# 📘 Final Project: Data Analysis using MongoDB and Apache Spark

This project demonstrates how to work with a real-world dataset (Amazon Books Reviews Dataset) using MongoDB for storage and Apache Spark (PySpark) for processing. We explore schema design, querying, performance optimization, and visual insights.

---

# Step 1: Import libraries
import pandas as pd
import numpy as np
import json
from pymongo import MongoClient

In [None]:
# Step 2: Configure Pandas display options
pd.set_option('display.max_columns', None)
pd.set_option('display.max_rows', 100)
pd.set_option('display.max_colwidth', None)

In [None]:
# Step 3: Load CSV files
books_df = pd.read_csv("books_data.csv")
ratings_df = pd.read_csv("Books_rating.csv")

## 📂 Dataset Overview

We use the **Amazon Books Reviews** dataset from Kaggle, which contains user-generated reviews for a wide variety of books available on Amazon. This real-world dataset includes valuable attributes such as:

- **Title**: The name of the book.
- **Author(s)**: The author(s) of the book.
- **Categories**: Genre or subject of the book (e.g., Comics, Fiction, Education).
- **Rating**: User rating scores, typically from 1 to 5.
- **Review Text**: Actual written review provided by users.
- **Review Date**: When the review was posted.
- **ASIN**: Unique Amazon product identifier for each book.

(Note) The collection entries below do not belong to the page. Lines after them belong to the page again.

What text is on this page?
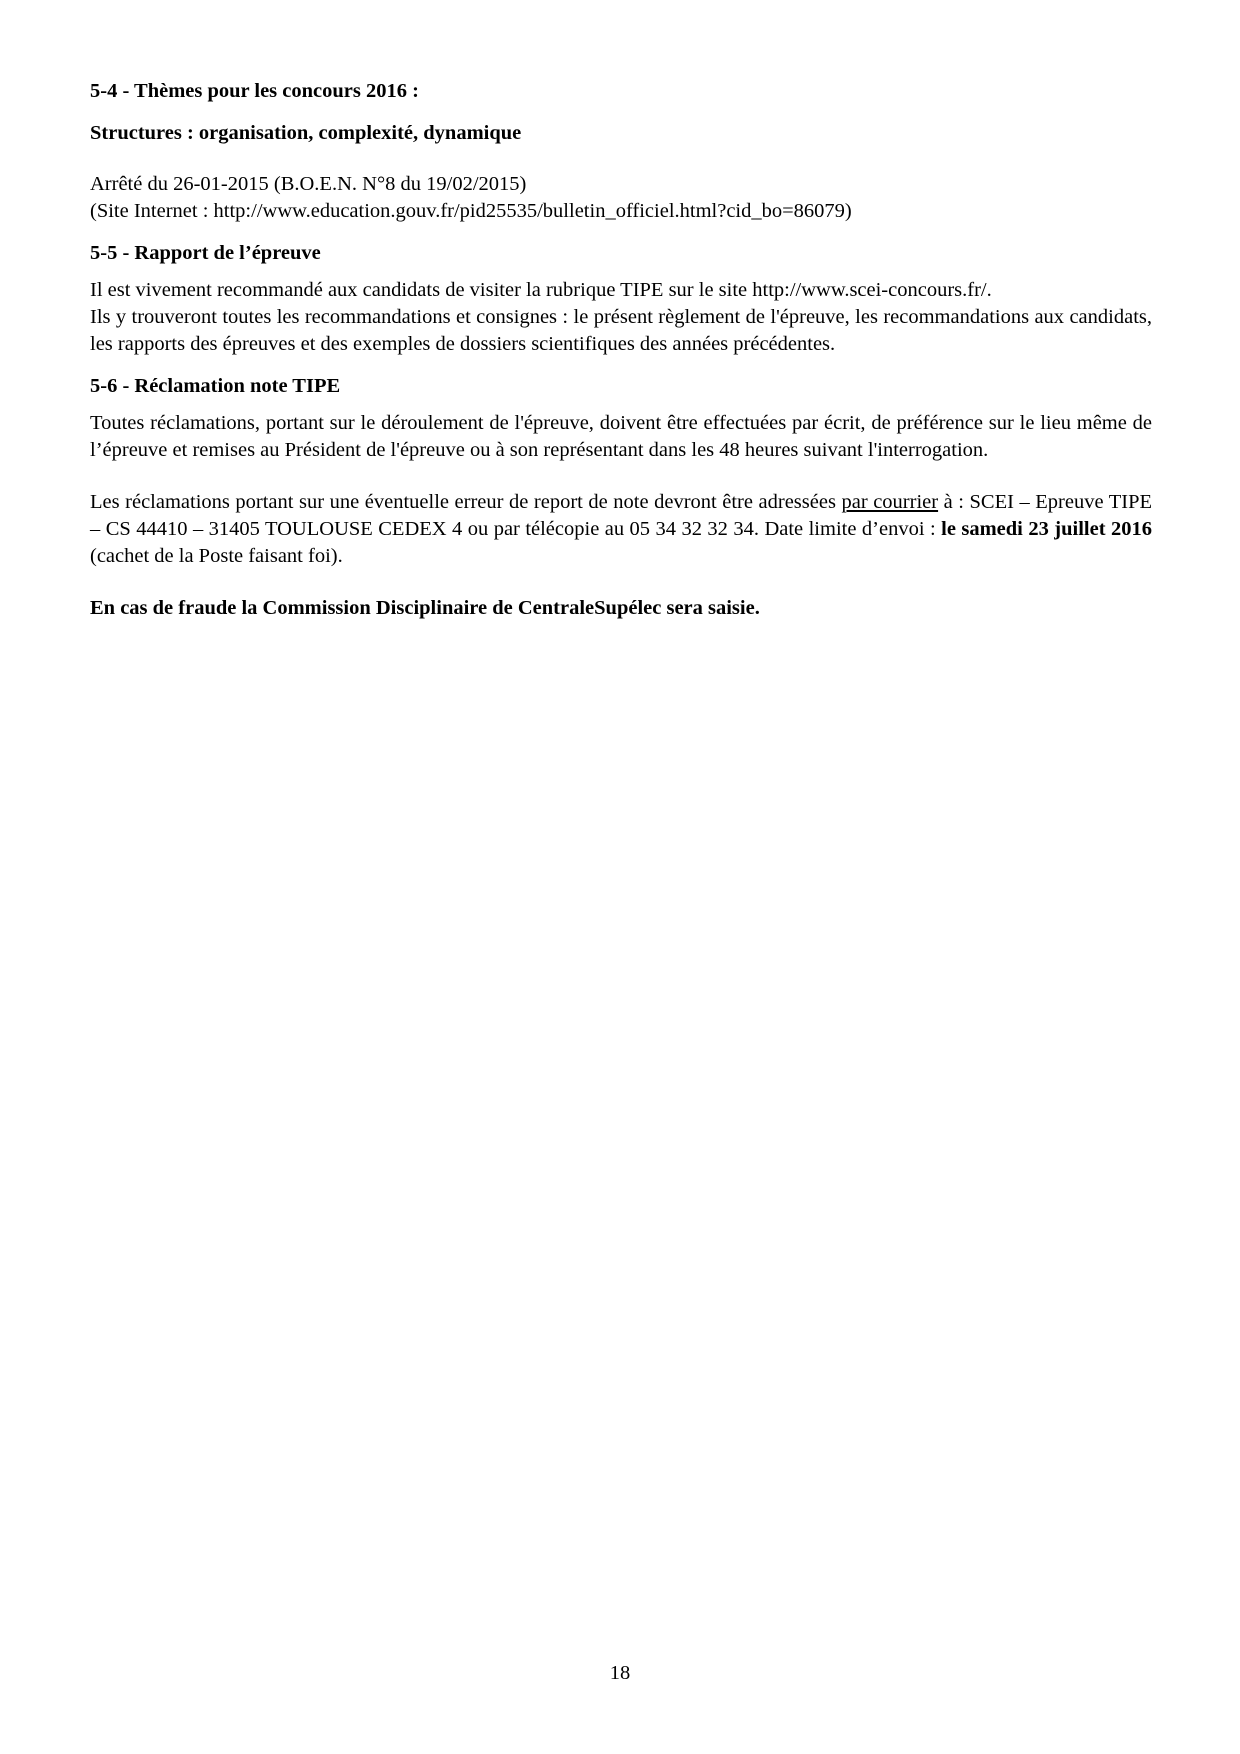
5-4 - Thèmes pour les concours 2016 :

Structures : organisation, complexité, dynamique

Arrêté du 26-01-2015 (B.O.E.N. N°8 du 19/02/2015)

(Site Internet : http://www.education.gouv.fr/pid25535/bulletin_officiel.html?cid_bo=86079)

5-5 - Rapport de l’épreuve

Il est vivement recommandé aux candidats de visiter la rubrique TIPE sur le site http://www.scei-concours.fr/.

Ils y trouveront toutes les recommandations et consignes : le présent règlement de l'épreuve, les recommandations aux candidats, les rapports des épreuves et des exemples de dossiers scientifiques des années précédentes.

5-6 - Réclamation note TIPE

Toutes réclamations, portant sur le déroulement de l'épreuve, doivent être effectuées par écrit, de préférence sur le lieu même de l’épreuve et remises au Président de l'épreuve ou à son représentant dans les 48 heures suivant l'interrogation.

Les réclamations portant sur une éventuelle erreur de report de note devront être adressées par courrier à : SCEI – Epreuve TIPE – CS 44410 – 31405 TOULOUSE CEDEX 4 ou par télécopie au 05 34 32 32 34. Date limite d’envoi : le samedi 23 juillet 2016 (cachet de la Poste faisant foi).

En cas de fraude la Commission Disciplinaire de CentraleSupélec sera saisie.

18
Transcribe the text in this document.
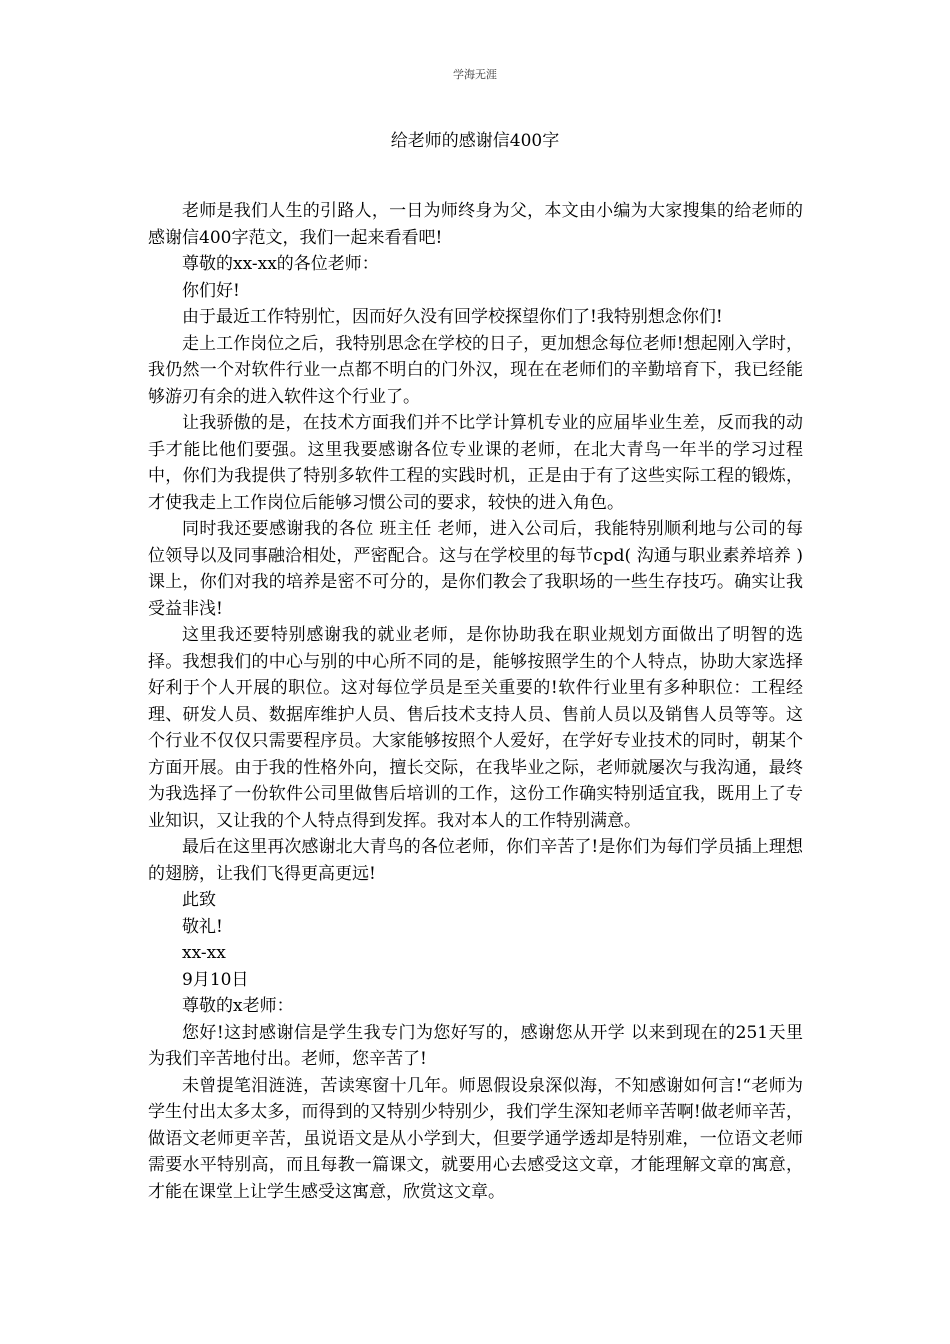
学海无涯
给老师的感谢信400字

老师是我们人生的引路人，一日为师终身为父，本文由小编为大家搜集的给老师的感谢信400字范文，我们一起来看看吧!

尊敬的xx-xx的各位老师：

你们好!

由于最近工作特别忙，因而好久没有回学校探望你们了!我特别想念你们!

走上工作岗位之后，我特别思念在学校的日子，更加想念每位老师!想起刚入学时，我仍然一个对软件行业一点都不明白的门外汉，现在在老师们的辛勤培育下，我已经能够游刃有余的进入软件这个行业了。

让我骄傲的是，在技术方面我们并不比学计算机专业的应届毕业生差，反而我的动手才能比他们要强。这里我要感谢各位专业课的老师，在北大青鸟一年半的学习过程中，你们为我提供了特别多软件工程的实践时机，正是由于有了这些实际工程的锻炼，才使我走上工作岗位后能够习惯公司的要求，较快的进入角色。

同时我还要感谢我的各位 班主任 老师，进入公司后，我能特别顺利地与公司的每位领导以及同事融洽相处，严密配合。这与在学校里的每节cpd( 沟通与职业素养培养 ) 课上，你们对我的培养是密不可分的，是你们教会了我职场的一些生存技巧。确实让我受益非浅!

这里我还要特别感谢我的就业老师，是你协助我在职业规划方面做出了明智的选择。我想我们的中心与别的中心所不同的是，能够按照学生的个人特点，协助大家选择好利于个人开展的职位。这对每位学员是至关重要的!软件行业里有多种职位：工程经理、研发人员、数据库维护人员、售后技术支持人员、售前人员以及销售人员等等。这个行业不仅仅只需要程序员。大家能够按照个人爱好，在学好专业技术的同时，朝某个方面开展。由于我的性格外向，擅长交际，在我毕业之际，老师就屡次与我沟通，最终为我选择了一份软件公司里做售后培训的工作，这份工作确实特别适宜我，既用上了专业知识，又让我的个人特点得到发挥。我对本人的工作特别满意。

最后在这里再次感谢北大青鸟的各位老师，你们辛苦了!是你们为每们学员插上理想的翅膀，让我们飞得更高更远!

此致

敬礼!

xx-xx

9月10日

尊敬的x老师：

您好!这封感谢信是学生我专门为您好写的，感谢您从开学 以来到现在的251天里为我们辛苦地付出。老师，您辛苦了!

未曾提笔泪涟涟，苦读寒窗十几年。师恩假设泉深似海，不知感谢如何言!“老师为学生付出太多太多，而得到的又特别少特别少，我们学生深知老师辛苦啊!做老师辛苦，做语文老师更辛苦，虽说语文是从小学到大，但要学通学透却是特别难，一位语文老师需要水平特别高，而且每教一篇课文，就要用心去感受这文章，才能理解文章的寓意，才能在课堂上让学生感受这寓意，欣赏这文章。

This dataset provides an excellent foundation for exploring data storage, processing, and analysis using MongoDB and Apache Spark due to its unstructured nature and scale.

In [None]:
# Step 4: Basic exploration
print("📘 Books Data Sample:")
print(books_df.head(), "\n")

print("📝 Ratings Data Sample:")
print(ratings_df.head(), "\n")

print("📊 Shapes:")
print("Books Data Shape:", books_df.shape)
print("Ratings Data Shape:", ratings_df.shape, "\n")

print("🔍 Missing Values in Books Data:")
print(books_df.isnull().sum(), "\n")

print("🔍 Missing Values in Ratings Data:")
print(ratings_df.isnull().sum(), "\n")

In [None]:
# Step 5: Optional Cleaning
# Drop rows with missing essential review text
ratings_df = ratings_df.dropna(subset=["review/text"])


# Fill missing summaries with a placeholder (safe version)
ratings_df["review/summary"] = ratings_df["review/summary"].fillna("No summary provided")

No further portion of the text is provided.